The Pittsburgh Post-Gazette reports that Rainey was ticketed in September for driving on a suspended license, and in October he received a citation for “defiant trespass” at a racetrack casino.
When the Steelers announced on Thursday that they are cutting Rainey, they mentioned only his arrest on Thursday. But it may be that the Steelers decided to cut him not simply because of that incident, but because they viewed it as the last straw in a string of incidents. Rainey was already viewed as a character risk heading into the 2012 draft because of his history at Florida, where he was arrested for stalking an ex-girlfriend.
The ticket for driving on a suspended license was later dismissed for unknown reasons. The “defiant trespass” charge is a result of unusual circumstances: Rainey had signed himself up for Pennsylvania’s statewide gambling self-exclusion list, which allows individuals to have themselves banned from gambling establishments and ineligible to collect winnings. When Rainey showed up at the Meadows Racetrack & Casino outside Washington, Pennsylvania, despite being on that list, he was arrested.
The Post-Gazette reports that people usually sign themselves up for that list if they know they have a gambling problem and are worried that in a moment of weakness they’ll break down and gamble. It is unclear why Rainey chose to put himself on the list.
It is also unclear how both of these incidents were kept quiet during the season.
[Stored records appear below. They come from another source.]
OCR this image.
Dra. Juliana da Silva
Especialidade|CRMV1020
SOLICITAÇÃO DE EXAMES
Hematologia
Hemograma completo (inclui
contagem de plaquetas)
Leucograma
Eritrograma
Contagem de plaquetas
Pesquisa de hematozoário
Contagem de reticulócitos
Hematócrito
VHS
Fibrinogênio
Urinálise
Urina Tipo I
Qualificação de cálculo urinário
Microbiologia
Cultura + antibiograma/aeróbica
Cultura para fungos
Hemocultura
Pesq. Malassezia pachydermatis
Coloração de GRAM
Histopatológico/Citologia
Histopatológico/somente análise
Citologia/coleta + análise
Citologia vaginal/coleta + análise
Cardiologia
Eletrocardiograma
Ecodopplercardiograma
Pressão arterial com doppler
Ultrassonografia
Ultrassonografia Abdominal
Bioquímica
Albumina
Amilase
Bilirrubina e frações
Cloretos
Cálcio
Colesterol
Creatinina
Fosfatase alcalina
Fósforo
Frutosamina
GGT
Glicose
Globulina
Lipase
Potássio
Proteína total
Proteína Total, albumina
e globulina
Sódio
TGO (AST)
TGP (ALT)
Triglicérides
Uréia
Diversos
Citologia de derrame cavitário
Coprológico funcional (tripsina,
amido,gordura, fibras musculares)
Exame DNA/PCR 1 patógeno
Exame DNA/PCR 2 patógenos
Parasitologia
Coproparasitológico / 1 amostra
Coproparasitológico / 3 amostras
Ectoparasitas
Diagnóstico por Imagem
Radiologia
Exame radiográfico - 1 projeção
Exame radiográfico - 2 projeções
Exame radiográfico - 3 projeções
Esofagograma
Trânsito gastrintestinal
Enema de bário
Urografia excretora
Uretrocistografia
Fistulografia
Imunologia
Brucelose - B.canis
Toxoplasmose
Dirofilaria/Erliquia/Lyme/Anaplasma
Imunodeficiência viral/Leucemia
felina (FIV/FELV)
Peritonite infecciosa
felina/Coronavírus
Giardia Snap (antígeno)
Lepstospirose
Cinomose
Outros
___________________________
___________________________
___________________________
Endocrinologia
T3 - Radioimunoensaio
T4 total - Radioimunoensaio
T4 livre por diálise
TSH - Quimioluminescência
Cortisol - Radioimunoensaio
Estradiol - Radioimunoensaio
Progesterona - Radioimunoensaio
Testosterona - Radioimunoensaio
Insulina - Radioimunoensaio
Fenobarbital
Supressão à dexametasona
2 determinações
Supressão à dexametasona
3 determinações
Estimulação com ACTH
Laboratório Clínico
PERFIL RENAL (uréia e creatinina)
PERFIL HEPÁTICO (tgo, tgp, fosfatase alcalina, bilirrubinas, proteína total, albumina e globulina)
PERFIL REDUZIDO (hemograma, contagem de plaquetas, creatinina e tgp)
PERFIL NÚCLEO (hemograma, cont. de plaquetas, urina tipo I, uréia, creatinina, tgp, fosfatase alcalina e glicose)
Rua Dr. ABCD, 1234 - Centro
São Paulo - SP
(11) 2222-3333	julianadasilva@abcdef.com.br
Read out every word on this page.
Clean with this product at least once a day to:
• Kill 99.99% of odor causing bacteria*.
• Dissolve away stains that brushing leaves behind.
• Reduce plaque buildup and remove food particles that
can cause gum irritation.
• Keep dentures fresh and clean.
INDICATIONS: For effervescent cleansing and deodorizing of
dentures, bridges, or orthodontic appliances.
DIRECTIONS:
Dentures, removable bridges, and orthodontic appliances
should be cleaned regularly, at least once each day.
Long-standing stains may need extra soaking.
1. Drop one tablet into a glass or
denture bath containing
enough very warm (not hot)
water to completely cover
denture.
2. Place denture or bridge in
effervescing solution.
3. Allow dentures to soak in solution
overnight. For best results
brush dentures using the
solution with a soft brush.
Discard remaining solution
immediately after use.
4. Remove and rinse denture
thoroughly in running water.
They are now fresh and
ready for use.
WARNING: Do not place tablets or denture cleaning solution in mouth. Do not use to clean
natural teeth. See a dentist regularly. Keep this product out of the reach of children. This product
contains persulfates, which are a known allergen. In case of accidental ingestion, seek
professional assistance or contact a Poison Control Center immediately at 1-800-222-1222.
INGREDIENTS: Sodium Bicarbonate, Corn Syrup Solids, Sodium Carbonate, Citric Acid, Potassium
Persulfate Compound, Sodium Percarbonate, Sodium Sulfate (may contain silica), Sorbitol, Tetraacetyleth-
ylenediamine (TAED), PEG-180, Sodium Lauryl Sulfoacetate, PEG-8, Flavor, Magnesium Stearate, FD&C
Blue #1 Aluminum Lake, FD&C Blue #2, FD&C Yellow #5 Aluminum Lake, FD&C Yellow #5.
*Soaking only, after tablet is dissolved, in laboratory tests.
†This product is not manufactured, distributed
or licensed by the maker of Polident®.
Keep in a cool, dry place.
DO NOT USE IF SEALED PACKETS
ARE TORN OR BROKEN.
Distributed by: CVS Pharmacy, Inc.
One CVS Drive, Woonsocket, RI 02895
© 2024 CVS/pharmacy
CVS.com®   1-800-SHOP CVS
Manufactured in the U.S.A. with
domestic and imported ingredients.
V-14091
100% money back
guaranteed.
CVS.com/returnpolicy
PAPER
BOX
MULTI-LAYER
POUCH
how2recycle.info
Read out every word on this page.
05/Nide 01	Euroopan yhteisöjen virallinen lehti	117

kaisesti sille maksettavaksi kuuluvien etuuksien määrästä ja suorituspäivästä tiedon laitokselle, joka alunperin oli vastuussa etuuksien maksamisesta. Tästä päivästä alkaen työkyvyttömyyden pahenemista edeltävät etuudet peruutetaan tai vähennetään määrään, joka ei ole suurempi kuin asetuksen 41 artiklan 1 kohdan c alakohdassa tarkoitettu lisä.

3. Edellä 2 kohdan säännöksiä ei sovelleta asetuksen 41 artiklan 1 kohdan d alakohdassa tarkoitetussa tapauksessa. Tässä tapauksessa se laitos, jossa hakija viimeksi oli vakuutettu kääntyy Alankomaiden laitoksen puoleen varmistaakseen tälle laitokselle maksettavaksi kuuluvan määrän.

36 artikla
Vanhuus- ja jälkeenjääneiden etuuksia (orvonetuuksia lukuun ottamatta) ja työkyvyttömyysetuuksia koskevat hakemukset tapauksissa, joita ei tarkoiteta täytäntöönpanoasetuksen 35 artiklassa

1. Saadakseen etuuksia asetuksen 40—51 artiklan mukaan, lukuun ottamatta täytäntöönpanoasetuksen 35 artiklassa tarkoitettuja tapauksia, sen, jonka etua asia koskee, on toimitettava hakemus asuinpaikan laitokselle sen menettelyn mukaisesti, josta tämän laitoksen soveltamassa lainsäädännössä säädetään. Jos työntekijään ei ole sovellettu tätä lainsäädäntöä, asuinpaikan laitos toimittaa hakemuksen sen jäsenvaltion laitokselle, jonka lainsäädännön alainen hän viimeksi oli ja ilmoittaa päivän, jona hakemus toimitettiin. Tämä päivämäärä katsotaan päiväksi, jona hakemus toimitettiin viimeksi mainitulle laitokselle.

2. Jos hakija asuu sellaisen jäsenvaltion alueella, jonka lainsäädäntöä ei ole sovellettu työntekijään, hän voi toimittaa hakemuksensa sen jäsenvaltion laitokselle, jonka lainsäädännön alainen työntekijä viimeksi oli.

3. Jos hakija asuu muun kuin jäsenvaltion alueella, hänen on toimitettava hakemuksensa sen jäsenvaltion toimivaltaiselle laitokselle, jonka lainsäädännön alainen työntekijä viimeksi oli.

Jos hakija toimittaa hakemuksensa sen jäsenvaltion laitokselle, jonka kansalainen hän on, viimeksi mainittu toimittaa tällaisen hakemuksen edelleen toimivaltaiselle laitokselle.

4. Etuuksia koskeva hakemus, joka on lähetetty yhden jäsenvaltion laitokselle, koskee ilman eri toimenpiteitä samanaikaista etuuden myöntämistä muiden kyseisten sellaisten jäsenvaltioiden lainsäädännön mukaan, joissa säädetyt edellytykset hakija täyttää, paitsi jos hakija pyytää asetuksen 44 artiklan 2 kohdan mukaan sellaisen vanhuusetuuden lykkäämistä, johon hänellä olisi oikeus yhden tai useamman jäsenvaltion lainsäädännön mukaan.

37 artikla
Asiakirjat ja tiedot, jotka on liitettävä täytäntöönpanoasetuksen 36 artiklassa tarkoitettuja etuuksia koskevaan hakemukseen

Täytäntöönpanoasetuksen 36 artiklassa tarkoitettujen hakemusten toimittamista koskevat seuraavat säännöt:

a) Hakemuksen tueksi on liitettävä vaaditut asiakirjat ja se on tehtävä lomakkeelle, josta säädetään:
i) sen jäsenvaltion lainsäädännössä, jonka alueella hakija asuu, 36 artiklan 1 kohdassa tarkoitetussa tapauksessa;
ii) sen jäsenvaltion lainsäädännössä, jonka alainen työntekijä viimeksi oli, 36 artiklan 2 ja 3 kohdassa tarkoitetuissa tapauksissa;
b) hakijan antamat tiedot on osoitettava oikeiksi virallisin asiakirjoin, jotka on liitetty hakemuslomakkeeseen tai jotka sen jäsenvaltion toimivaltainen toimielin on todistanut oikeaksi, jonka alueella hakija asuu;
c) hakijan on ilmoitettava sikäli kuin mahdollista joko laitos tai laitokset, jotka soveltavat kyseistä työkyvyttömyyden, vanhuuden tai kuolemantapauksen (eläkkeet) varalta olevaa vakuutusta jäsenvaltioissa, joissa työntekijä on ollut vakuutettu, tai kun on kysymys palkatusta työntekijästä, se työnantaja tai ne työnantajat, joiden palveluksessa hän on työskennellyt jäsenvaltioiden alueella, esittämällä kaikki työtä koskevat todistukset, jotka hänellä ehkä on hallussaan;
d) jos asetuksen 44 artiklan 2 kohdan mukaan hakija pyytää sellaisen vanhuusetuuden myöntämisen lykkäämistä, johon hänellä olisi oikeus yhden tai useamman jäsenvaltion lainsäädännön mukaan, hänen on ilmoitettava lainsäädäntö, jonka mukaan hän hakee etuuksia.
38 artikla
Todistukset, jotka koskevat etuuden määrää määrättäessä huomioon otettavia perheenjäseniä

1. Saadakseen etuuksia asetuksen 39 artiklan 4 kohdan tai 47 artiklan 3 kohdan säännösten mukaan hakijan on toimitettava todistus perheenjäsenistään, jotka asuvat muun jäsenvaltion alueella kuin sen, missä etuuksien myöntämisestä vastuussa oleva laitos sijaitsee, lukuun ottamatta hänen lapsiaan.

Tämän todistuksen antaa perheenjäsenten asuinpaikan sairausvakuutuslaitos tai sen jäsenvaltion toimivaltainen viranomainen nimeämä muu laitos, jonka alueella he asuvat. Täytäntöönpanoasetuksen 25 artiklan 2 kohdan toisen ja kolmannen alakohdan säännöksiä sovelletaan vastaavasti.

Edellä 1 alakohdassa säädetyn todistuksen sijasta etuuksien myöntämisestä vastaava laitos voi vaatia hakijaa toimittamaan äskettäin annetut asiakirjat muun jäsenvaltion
What is clear is that Rainey has run out of second chances. When the Steelers drafted him, they said they did so in part because of his relationship with center Maurkice Pouncey, whose family took Rainey in during high school. That relationship helped the Steelers overlook Rainey’s personal troubles. On Thursday, the Steelers essentially acknowledged that overlooking his personal troubles was a mistake.